El delantero que se negó a celebrar sus goles

 

Siempre nos hemos dejado llevar por el entusiasmo, la cordura es una tibieza que marchita las grandes obras o la supuesta grandeza de algunas obras como marcar un gol o ganar unas elecciones. Aún no hemos visto que el astro del balompié se niegue a celebrar el gol (o si lo vimos, allá por los ochenta del siglo pasado, cuando Emilio Butragueño celebró aquella maravilla contra el Cádiz levantando un brazo y agachando la cabeza, como si dijera, si, yo soy el culpable, lo siento mucho). La celebración es un rito tribal y la tristeza una anomalía del individuo. Hay que festejarlo todo cueste lo que cueste. El político celebra también sus victorias con desatado entusiasmo, como si su victoria fuera realmente la victoria de todos los que le han votado. Mucho mejor estar de fiesta que guardar en casa el entusiasmo para una ocasión mejor, sobre todo porque esperando esa ocasión los cartuchos de la alegría se mojan inutilizando la pólvora de la felicidad.
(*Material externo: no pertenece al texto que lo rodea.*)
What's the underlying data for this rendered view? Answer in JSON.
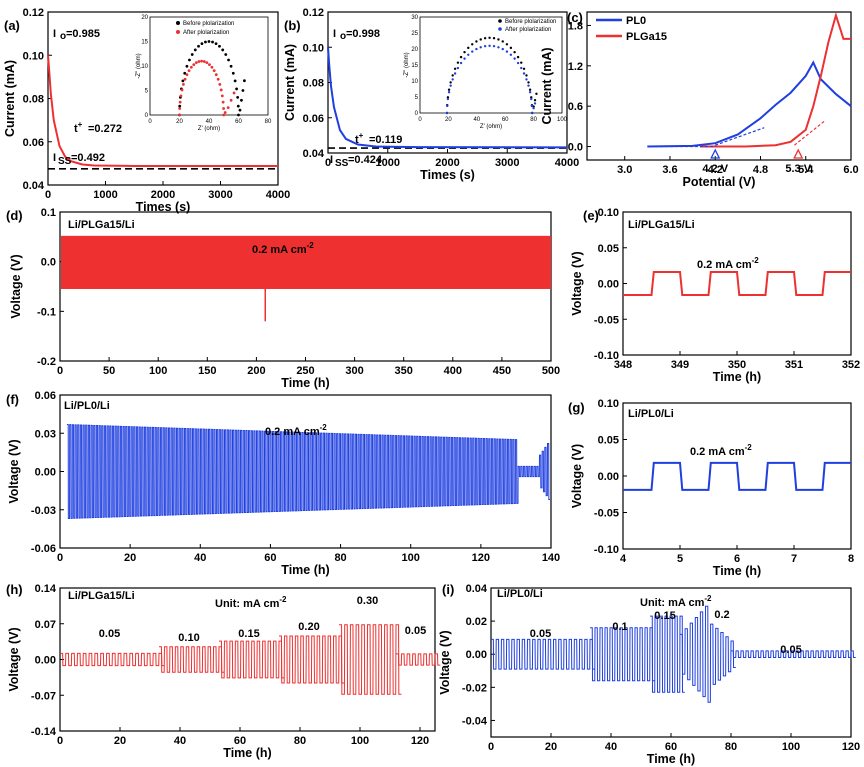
{
  "colors": {
    "red": "#ee3030",
    "blue": "#1f3fe0",
    "black": "#000000"
  },
  "chart_data": [
    {
      "panel": "(a)",
      "type": "line",
      "xlabel": "Times (s)",
      "ylabel": "Current (mA)",
      "xlim": [
        0,
        4000
      ],
      "ylim": [
        0.04,
        0.12
      ],
      "xticks": [
        "0",
        "1000",
        "2000",
        "3000",
        "4000"
      ],
      "yticks": [
        "0.04",
        "0.06",
        "0.08",
        "0.10",
        "0.12"
      ],
      "series": [
        {
          "color": "red",
          "x": [
            0,
            20,
            50,
            100,
            200,
            300,
            400,
            600,
            800,
            1500,
            4000
          ],
          "y": [
            0.1,
            0.093,
            0.082,
            0.07,
            0.058,
            0.053,
            0.051,
            0.0495,
            0.049,
            0.0488,
            0.0488
          ]
        }
      ],
      "baseline": 0.0475,
      "annotations": [
        "I",
        "o",
        "=0.985",
        "t",
        "+",
        "=0.272",
        "I",
        "SS",
        "=0.492"
      ],
      "inset": {
        "xlabel": "Z' (ohm)",
        "ylabel": "-Z'' (ohm)",
        "xticks": [
          "0",
          "20",
          "40",
          "60",
          "80"
        ],
        "yticks": [
          "0",
          "5",
          "10",
          "15",
          "20"
        ],
        "legend": [
          "Before plolarization",
          "After plolarization"
        ]
      }
    },
    {
      "panel": "(b)",
      "type": "line",
      "xlabel": "Times (s)",
      "ylabel": "Current (mA)",
      "xlim": [
        0,
        4000
      ],
      "ylim": [
        0.04,
        0.12
      ],
      "xticks": [
        "0",
        "1000",
        "2000",
        "3000",
        "4000"
      ],
      "yticks": [
        "0.04",
        "0.06",
        "0.08",
        "0.10",
        "0.12"
      ],
      "series": [
        {
          "color": "blue",
          "x": [
            0,
            20,
            50,
            100,
            200,
            300,
            500,
            800,
            1500,
            4000
          ],
          "y": [
            0.1,
            0.09,
            0.078,
            0.066,
            0.053,
            0.048,
            0.0448,
            0.0437,
            0.0433,
            0.0432
          ]
        }
      ],
      "baseline": 0.0428,
      "annotations": [
        "I",
        "o",
        "=0.998",
        "t",
        "+",
        "=0.119",
        "I",
        "SS",
        "=0.424"
      ],
      "inset": {
        "xlabel": "Z' (ohm)",
        "ylabel": "-Z'' (ohm)",
        "xticks": [
          "0",
          "20",
          "40",
          "60",
          "80",
          "100"
        ],
        "yticks": [
          "0",
          "5",
          "10",
          "15",
          "20",
          "25",
          "30"
        ],
        "legend": [
          "Before plolarization",
          "After plolarization"
        ]
      }
    },
    {
      "panel": "(c)",
      "type": "line",
      "xlabel": "Potential (V)",
      "ylabel": "Current (mA)",
      "xlim": [
        2.5,
        6.0
      ],
      "ylim": [
        -0.2,
        2.0
      ],
      "xticks": [
        "3.0",
        "3.6",
        "4.2",
        "4.8",
        "5.4",
        "6.0"
      ],
      "yticks": [
        "0.0",
        "0.6",
        "1.2",
        "1.8"
      ],
      "series": [
        {
          "name": "PL0",
          "color": "blue",
          "x": [
            3.3,
            3.9,
            4.2,
            4.5,
            4.8,
            5.0,
            5.2,
            5.4,
            5.5,
            5.6,
            5.8,
            6.0
          ],
          "y": [
            0.0,
            0.01,
            0.05,
            0.18,
            0.42,
            0.62,
            0.8,
            1.05,
            1.25,
            1.0,
            0.78,
            0.6
          ]
        },
        {
          "name": "PLGa15",
          "color": "red",
          "x": [
            4.0,
            4.6,
            5.0,
            5.2,
            5.4,
            5.5,
            5.6,
            5.7,
            5.8,
            5.9,
            6.0
          ],
          "y": [
            0.0,
            0.0,
            0.02,
            0.07,
            0.25,
            0.6,
            1.05,
            1.55,
            1.95,
            1.6,
            1.6
          ]
        }
      ],
      "annotations": [
        "4.2 V",
        "5.3 V"
      ]
    },
    {
      "panel": "(d)",
      "type": "line",
      "title": "Li/PLGa15/Li",
      "note": "0.2 mA cm",
      "note_sup": "-2",
      "xlabel": "Time (h)",
      "ylabel": "Voltage (V)",
      "xlim": [
        0,
        500
      ],
      "ylim": [
        -0.2,
        0.1
      ],
      "xticks": [
        "0",
        "50",
        "100",
        "150",
        "200",
        "250",
        "300",
        "350",
        "400",
        "450",
        "500"
      ],
      "yticks": [
        "-0.2",
        "-0.1",
        "0.0",
        "0.1"
      ],
      "series": [
        {
          "color": "red",
          "envelope_top": 0.052,
          "envelope_bottom": -0.055,
          "spike_x": 209,
          "spike_y": -0.12
        }
      ]
    },
    {
      "panel": "(e)",
      "type": "line",
      "title": "Li/PLGa15/Li",
      "note": "0.2 mA cm",
      "note_sup": "-2",
      "xlabel": "Time (h)",
      "ylabel": "Voltage (V)",
      "xlim": [
        348,
        352
      ],
      "ylim": [
        -0.1,
        0.1
      ],
      "xticks": [
        "348",
        "349",
        "350",
        "351",
        "352"
      ],
      "yticks": [
        "-0.10",
        "-0.05",
        "0.00",
        "0.05",
        "0.10"
      ],
      "series": [
        {
          "color": "red",
          "high": 0.016,
          "low": -0.016,
          "period": 1
        }
      ]
    },
    {
      "panel": "(f)",
      "type": "line",
      "title": "Li/PL0/Li",
      "note": "0.2 mA cm",
      "note_sup": "-2",
      "xlabel": "Time (h)",
      "ylabel": "Voltage (V)",
      "xlim": [
        0,
        140
      ],
      "ylim": [
        -0.06,
        0.06
      ],
      "xticks": [
        "0",
        "20",
        "40",
        "60",
        "80",
        "100",
        "120",
        "140"
      ],
      "yticks": [
        "-0.06",
        "-0.03",
        "0.00",
        "0.03",
        "0.06"
      ],
      "series": [
        {
          "color": "blue",
          "amp_start": 0.037,
          "amp_end": 0.025,
          "amp_tail": 0.004
        }
      ]
    },
    {
      "panel": "(g)",
      "type": "line",
      "title": "Li/PL0/Li",
      "note": "0.2 mA cm",
      "note_sup": "-2",
      "xlabel": "Time (h)",
      "ylabel": "Voltage (V)",
      "xlim": [
        4,
        8
      ],
      "ylim": [
        -0.1,
        0.1
      ],
      "xticks": [
        "4",
        "5",
        "6",
        "7",
        "8"
      ],
      "yticks": [
        "-0.10",
        "-0.05",
        "0.00",
        "0.05",
        "0.10"
      ],
      "series": [
        {
          "color": "blue",
          "high": 0.018,
          "low": -0.019,
          "period": 1
        }
      ]
    },
    {
      "panel": "(h)",
      "type": "line",
      "title": "Li/PLGa15/Li",
      "note": "Unit: mA cm",
      "note_sup": "-2",
      "xlabel": "Time (h)",
      "ylabel": "Voltage (V)",
      "xlim": [
        0,
        125
      ],
      "ylim": [
        -0.14,
        0.14
      ],
      "xticks": [
        "0",
        "20",
        "40",
        "60",
        "80",
        "100",
        "120"
      ],
      "yticks": [
        "-0.14",
        "-0.07",
        "0.00",
        "0.07",
        "0.14"
      ],
      "segments": [
        {
          "label": "0.05",
          "x": [
            0,
            33
          ],
          "amp": 0.012
        },
        {
          "label": "0.10",
          "x": [
            33,
            53
          ],
          "amp": 0.025
        },
        {
          "label": "0.15",
          "x": [
            53,
            73
          ],
          "amp": 0.036
        },
        {
          "label": "0.20",
          "x": [
            73,
            93
          ],
          "amp": 0.046
        },
        {
          "label": "0.30",
          "x": [
            93,
            112
          ],
          "amp": 0.068
        },
        {
          "label": "0.05",
          "x": [
            112,
            125
          ],
          "amp": 0.011
        }
      ],
      "series": [
        {
          "color": "red"
        }
      ]
    },
    {
      "panel": "(i)",
      "type": "line",
      "title": "Li/PL0/Li",
      "note": "Unit: mA cm",
      "note_sup": "-2",
      "xlabel": "Time (h)",
      "ylabel": "Voltage (V)",
      "xlim": [
        0,
        120
      ],
      "ylim": [
        -0.05,
        0.04
      ],
      "xticks": [
        "0",
        "20",
        "40",
        "60",
        "80",
        "100",
        "120"
      ],
      "yticks": [
        "-0.04",
        "-0.02",
        "0.00",
        "0.02",
        "0.04"
      ],
      "segments": [
        {
          "label": "0.05",
          "x": [
            0,
            33
          ],
          "amp": 0.009
        },
        {
          "label": "0.1",
          "x": [
            33,
            53
          ],
          "amp": 0.016
        },
        {
          "label": "0.15",
          "x": [
            53,
            63
          ],
          "amp": 0.023
        },
        {
          "label": "0.2",
          "x": [
            63,
            80
          ],
          "amp": 0.02
        },
        {
          "label": "0.05",
          "x": [
            80,
            120
          ],
          "amp": 0.002
        }
      ],
      "series": [
        {
          "color": "blue"
        }
      ]
    }
  ]
}
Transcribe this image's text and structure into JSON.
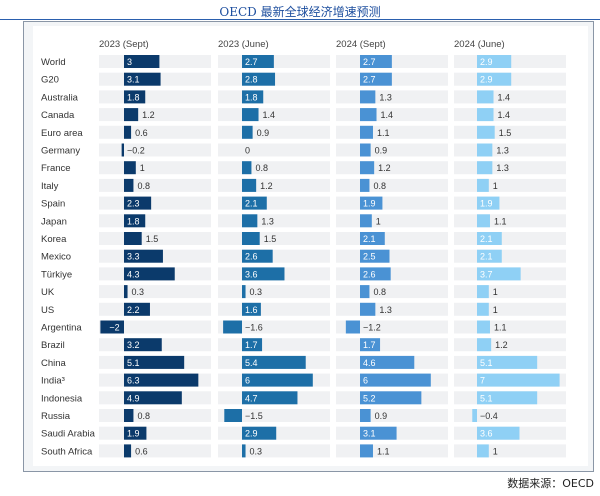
{
  "title": "OECD 最新全球经济增速预测",
  "source": "数据来源：OECD",
  "colors": {
    "2023 (Sept)": "#0b3a6b",
    "2023 (June)": "#1d6fa7",
    "2024 (Sept)": "#4a92d4",
    "2024 (June)": "#8fd0f5",
    "track": "#f0f1f3"
  },
  "chart_data": {
    "type": "bar",
    "orientation": "horizontal",
    "layout": "small-multiples",
    "categories": [
      "World",
      "G20",
      "Australia",
      "Canada",
      "Euro area",
      "Germany",
      "France",
      "Italy",
      "Spain",
      "Japan",
      "Korea",
      "Mexico",
      "Türkiye",
      "UK",
      "US",
      "Argentina",
      "Brazil",
      "China",
      "India³",
      "Indonesia",
      "Russia",
      "Saudi Arabia",
      "South Africa"
    ],
    "series": [
      {
        "name": "2023 (Sept)",
        "values": [
          3,
          3.1,
          1.8,
          1.2,
          0.6,
          -0.2,
          1,
          0.8,
          2.3,
          1.8,
          1.5,
          3.3,
          4.3,
          0.3,
          2.2,
          -2,
          3.2,
          5.1,
          6.3,
          4.9,
          0.8,
          1.9,
          0.6
        ]
      },
      {
        "name": "2023 (June)",
        "values": [
          2.7,
          2.8,
          1.8,
          1.4,
          0.9,
          0,
          0.8,
          1.2,
          2.1,
          1.3,
          1.5,
          2.6,
          3.6,
          0.3,
          1.6,
          -1.6,
          1.7,
          5.4,
          6,
          4.7,
          -1.5,
          2.9,
          0.3
        ]
      },
      {
        "name": "2024 (Sept)",
        "values": [
          2.7,
          2.7,
          1.3,
          1.4,
          1.1,
          0.9,
          1.2,
          0.8,
          1.9,
          1,
          2.1,
          2.5,
          2.6,
          0.8,
          1.3,
          -1.2,
          1.7,
          4.6,
          6,
          5.2,
          0.9,
          3.1,
          1.1
        ]
      },
      {
        "name": "2024 (June)",
        "values": [
          2.9,
          2.9,
          1.4,
          1.4,
          1.5,
          1.3,
          1.3,
          1,
          1.9,
          1.1,
          2.1,
          2.1,
          3.7,
          1,
          1,
          1.1,
          1.2,
          5.1,
          7,
          5.1,
          -0.4,
          3.6,
          1
        ]
      }
    ],
    "value_labels": [
      [
        "3",
        "3.1",
        "1.8",
        "1.2",
        "0.6",
        "−0.2",
        "1",
        "0.8",
        "2.3",
        "1.8",
        "1.5",
        "3.3",
        "4.3",
        "0.3",
        "2.2",
        "−2",
        "3.2",
        "5.1",
        "6.3",
        "4.9",
        "0.8",
        "1.9",
        "0.6"
      ],
      [
        "2.7",
        "2.8",
        "1.8",
        "1.4",
        "0.9",
        "0",
        "0.8",
        "1.2",
        "2.1",
        "1.3",
        "1.5",
        "2.6",
        "3.6",
        "0.3",
        "1.6",
        "−1.6",
        "1.7",
        "5.4",
        "6",
        "4.7",
        "−1.5",
        "2.9",
        "0.3"
      ],
      [
        "2.7",
        "2.7",
        "1.3",
        "1.4",
        "1.1",
        "0.9",
        "1.2",
        "0.8",
        "1.9",
        "1",
        "2.1",
        "2.5",
        "2.6",
        "0.8",
        "1.3",
        "−1.2",
        "1.7",
        "4.6",
        "6",
        "5.2",
        "0.9",
        "3.1",
        "1.1"
      ],
      [
        "2.9",
        "2.9",
        "1.4",
        "1.4",
        "1.5",
        "1.3",
        "1.3",
        "1",
        "1.9",
        "1.1",
        "2.1",
        "2.1",
        "3.7",
        "1",
        "1",
        "1.1",
        "1.2",
        "5.1",
        "7",
        "5.1",
        "−0.4",
        "3.6",
        "1"
      ]
    ],
    "xlim": [
      -2.1,
      7.1
    ],
    "grid": false,
    "legend": "none"
  }
}
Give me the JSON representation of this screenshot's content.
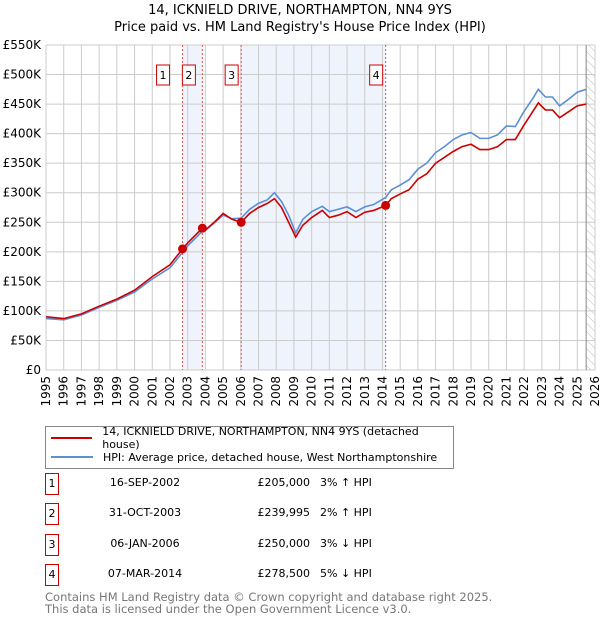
{
  "title": "14, ICKNIELD DRIVE, NORTHAMPTON, NN4 9YS",
  "subtitle": "Price paid vs. HM Land Registry's House Price Index (HPI)",
  "chart_data": {
    "type": "line",
    "title": "14, ICKNIELD DRIVE, NORTHAMPTON, NN4 9YS — Price paid vs. HM Land Registry's House Price Index (HPI)",
    "xlim": [
      1995,
      2026
    ],
    "ylim": [
      0,
      550000
    ],
    "x_ticks": [
      "1995",
      "1996",
      "1997",
      "1998",
      "1999",
      "2000",
      "2001",
      "2002",
      "2003",
      "2004",
      "2005",
      "2006",
      "2007",
      "2008",
      "2009",
      "2010",
      "2011",
      "2012",
      "2013",
      "2014",
      "2015",
      "2016",
      "2017",
      "2018",
      "2019",
      "2020",
      "2021",
      "2022",
      "2023",
      "2024",
      "2025",
      "2026"
    ],
    "y_ticks": [
      {
        "v": 0,
        "label": "£0"
      },
      {
        "v": 50000,
        "label": "£50K"
      },
      {
        "v": 100000,
        "label": "£100K"
      },
      {
        "v": 150000,
        "label": "£150K"
      },
      {
        "v": 200000,
        "label": "£200K"
      },
      {
        "v": 250000,
        "label": "£250K"
      },
      {
        "v": 300000,
        "label": "£300K"
      },
      {
        "v": 350000,
        "label": "£350K"
      },
      {
        "v": 400000,
        "label": "£400K"
      },
      {
        "v": 450000,
        "label": "£450K"
      },
      {
        "v": 500000,
        "label": "£500K"
      },
      {
        "v": 550000,
        "label": "£550K"
      }
    ],
    "grid": true,
    "series": [
      {
        "name": "14, ICKNIELD DRIVE, NORTHAMPTON, NN4 9YS (detached house)",
        "color": "#cc0000",
        "x": [
          1995,
          1996,
          1997,
          1998,
          1999,
          2000,
          2001,
          2002,
          2002.71,
          2003,
          2003.83,
          2004,
          2004.5,
          2005,
          2005.5,
          2006.02,
          2006.5,
          2007,
          2007.5,
          2007.9,
          2008.3,
          2008.7,
          2009.1,
          2009.5,
          2010,
          2010.6,
          2011,
          2011.5,
          2012,
          2012.5,
          2013,
          2013.5,
          2014.18,
          2014.5,
          2015,
          2015.5,
          2016,
          2016.5,
          2017,
          2017.5,
          2018,
          2018.5,
          2019,
          2019.5,
          2020,
          2020.5,
          2021,
          2021.5,
          2022,
          2022.5,
          2022.8,
          2023.2,
          2023.6,
          2024,
          2024.5,
          2025,
          2025.5
        ],
        "y": [
          90000,
          87000,
          95000,
          108000,
          120000,
          135000,
          158000,
          178000,
          205000,
          215000,
          239995,
          237000,
          250000,
          265000,
          255000,
          250000,
          265000,
          275000,
          282000,
          290000,
          275000,
          250000,
          225000,
          245000,
          258000,
          270000,
          258000,
          262000,
          268000,
          258000,
          267000,
          270000,
          278500,
          290000,
          298000,
          305000,
          323000,
          332000,
          350000,
          360000,
          370000,
          378000,
          382000,
          373000,
          373000,
          378000,
          390000,
          390000,
          415000,
          438000,
          452000,
          440000,
          440000,
          427000,
          437000,
          447000,
          450000
        ]
      },
      {
        "name": "HPI: Average price, detached house, West Northamptonshire",
        "color": "#5b8fd6",
        "x": [
          1995,
          1996,
          1997,
          1998,
          1999,
          2000,
          2001,
          2002,
          2002.71,
          2003,
          2003.83,
          2004,
          2004.5,
          2005,
          2005.5,
          2006.02,
          2006.5,
          2007,
          2007.5,
          2007.9,
          2008.3,
          2008.7,
          2009.1,
          2009.5,
          2010,
          2010.6,
          2011,
          2011.5,
          2012,
          2012.5,
          2013,
          2013.5,
          2014.18,
          2014.5,
          2015,
          2015.5,
          2016,
          2016.5,
          2017,
          2017.5,
          2018,
          2018.5,
          2019,
          2019.5,
          2020,
          2020.5,
          2021,
          2021.5,
          2022,
          2022.5,
          2022.8,
          2023.2,
          2023.6,
          2024,
          2024.5,
          2025,
          2025.5
        ],
        "y": [
          87000,
          85000,
          93000,
          106000,
          118000,
          132000,
          154000,
          173000,
          199000,
          210000,
          235000,
          236000,
          249000,
          262000,
          256000,
          257000,
          272000,
          282000,
          288000,
          300000,
          285000,
          262000,
          232000,
          255000,
          268000,
          277000,
          268000,
          272000,
          276000,
          268000,
          276000,
          280000,
          292000,
          305000,
          313000,
          322000,
          340000,
          350000,
          368000,
          378000,
          390000,
          398000,
          402000,
          392000,
          392000,
          398000,
          413000,
          412000,
          438000,
          460000,
          475000,
          462000,
          462000,
          447000,
          458000,
          470000,
          475000
        ]
      }
    ],
    "sales": [
      {
        "n": "1",
        "x": 2002.71,
        "y": 205000,
        "date": "16-SEP-2002",
        "price": "£205,000",
        "hpi": "3% ↑ HPI"
      },
      {
        "n": "2",
        "x": 2003.83,
        "y": 239995,
        "date": "31-OCT-2003",
        "price": "£239,995",
        "hpi": "2% ↑ HPI"
      },
      {
        "n": "3",
        "x": 2006.02,
        "y": 250000,
        "date": "06-JAN-2006",
        "price": "£250,000",
        "hpi": "3% ↓ HPI"
      },
      {
        "n": "4",
        "x": 2014.18,
        "y": 278500,
        "date": "07-MAR-2014",
        "price": "£278,500",
        "hpi": "5% ↓ HPI"
      }
    ],
    "shaded_ranges": [
      [
        2002.71,
        2003.83
      ],
      [
        2006.02,
        2014.18
      ]
    ],
    "forecast_from": 2025.5,
    "legend": "below"
  },
  "legend": {
    "property": "14, ICKNIELD DRIVE, NORTHAMPTON, NN4 9YS (detached house)",
    "hpi": "HPI: Average price, detached house, West Northamptonshire"
  },
  "footer": {
    "line1": "Contains HM Land Registry data © Crown copyright and database right 2025.",
    "line2": "This data is licensed under the Open Government Licence v3.0."
  }
}
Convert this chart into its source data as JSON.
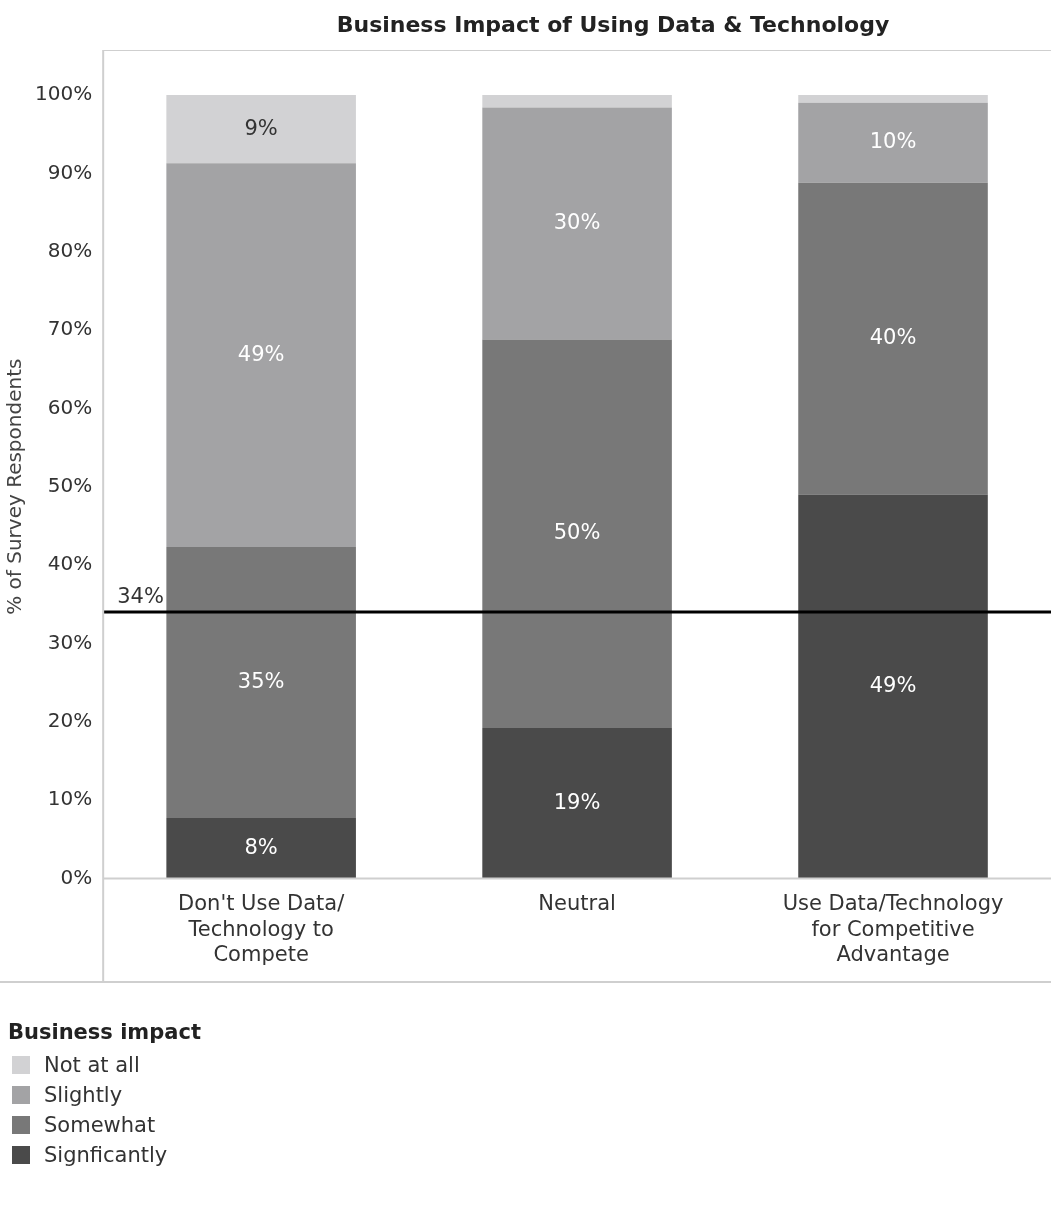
{
  "chart_data": {
    "type": "bar",
    "title": "Business Impact of Using Data & Technology",
    "ylabel": "% of Survey Respondents",
    "legend_title": "Business impact",
    "categories": [
      "Don't Use Data/ Technology to Compete",
      "Neutral",
      "Use Data/Technology for Competitive Advantage"
    ],
    "stacked": true,
    "series": [
      {
        "name": "Signficantly",
        "color": "#4a4a4a",
        "values": [
          7.7,
          19.2,
          49
        ],
        "value_labels": [
          "8%",
          "19%",
          "49%"
        ]
      },
      {
        "name": "Somewhat",
        "color": "#787878",
        "values": [
          34.6,
          49.6,
          39.8
        ],
        "value_labels": [
          "35%",
          "50%",
          "40%"
        ]
      },
      {
        "name": "Slightly",
        "color": "#a3a3a5",
        "values": [
          49,
          29.6,
          10.2
        ],
        "value_labels": [
          "49%",
          "30%",
          "10%"
        ]
      },
      {
        "name": "Not at all",
        "color": "#d2d2d4",
        "values": [
          8.7,
          1.6,
          1
        ],
        "value_labels": [
          "9%",
          null,
          null
        ]
      }
    ],
    "ylim": [
      0,
      100
    ],
    "yticks": [
      {
        "value": 0,
        "label": "0%"
      },
      {
        "value": 10,
        "label": "10%"
      },
      {
        "value": 20,
        "label": "20%"
      },
      {
        "value": 30,
        "label": "30%"
      },
      {
        "value": 40,
        "label": "40%"
      },
      {
        "value": 50,
        "label": "50%"
      },
      {
        "value": 60,
        "label": "60%"
      },
      {
        "value": 70,
        "label": "70%"
      },
      {
        "value": 80,
        "label": "80%"
      },
      {
        "value": 90,
        "label": "90%"
      },
      {
        "value": 100,
        "label": "100%"
      }
    ],
    "ref_lines": [
      {
        "axis": "y",
        "value": 34,
        "label": "34%",
        "color": "#000000"
      }
    ],
    "grid": false,
    "legend": "bottom left"
  }
}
Cuando entramos en la fiesta del euro predominó el entusiasmo sobre la prudencia, la irrefrenable fuerza de la euforia frente a la crueldad del sosiego. Muy pocos se preguntaron cuál era el precio y cuáles los peligros. Grecia, Chipre, Portugal, Italia y España quisieron participar de la fiesta del euro sin pensar que las burbujas del champán presagian la levedad de la embriaguez y la rotundidad de la resaca. Es fácil emborracharse y difícil deshacerse de los efectos de la deshidratación pos-etílica; lo mejor en estos casos es intentar alargar la borrachera para evitar la resaca. Yo lo intento desde hace años. El problema es que las copas hay que pagarlas y el barman no siempre fía, no siempre invita a la última ronda. Entrar en el club del euro, a cualquier precio, parece que ha sido una carrera ineludible en la que se debía correr sin saber muy bien hacia dónde, el caso era sumarse a ese pelotón de alemanes y aprender a correr de ellos, como ellos, contra ellos. La construcción del euro fue una invitación al entusiasmo, si no aceptabas te convertías en el amigo aburrido que no sabe relacionarse en las fiestas, el amigo coñazo que siempre te recuerda que luego hay que recogerlo todo, el que mira desde el rincón juzgando con mirada secreta el cáncer secreto de los demás. El amigo inglés.

Todos pensamos lo mismo: si Chipre lo hubiera sabido, si Portugal lo hubiera sabido, si lo hubiéramos sabido nosotros. Pero la unión monetaria parece un contrato vinculante de por vida, una condena en lugar de un tratado. Deshacer el euro parece más difícil y más catastrófico que mantenerlo, al menos ese parece el mensaje que llega desde Berlín y desde el BCE. Parece impensable llevarle la contraria a Merkel y a Dragi, como si otra Europa no fuera posible, una Europa sin euro, una Europa fría y tradicional, con el entusiasmo sujeto por las riendas de la cordura, con delanteros que no celebran goles y políticos que enmudecen cuando son elegidos.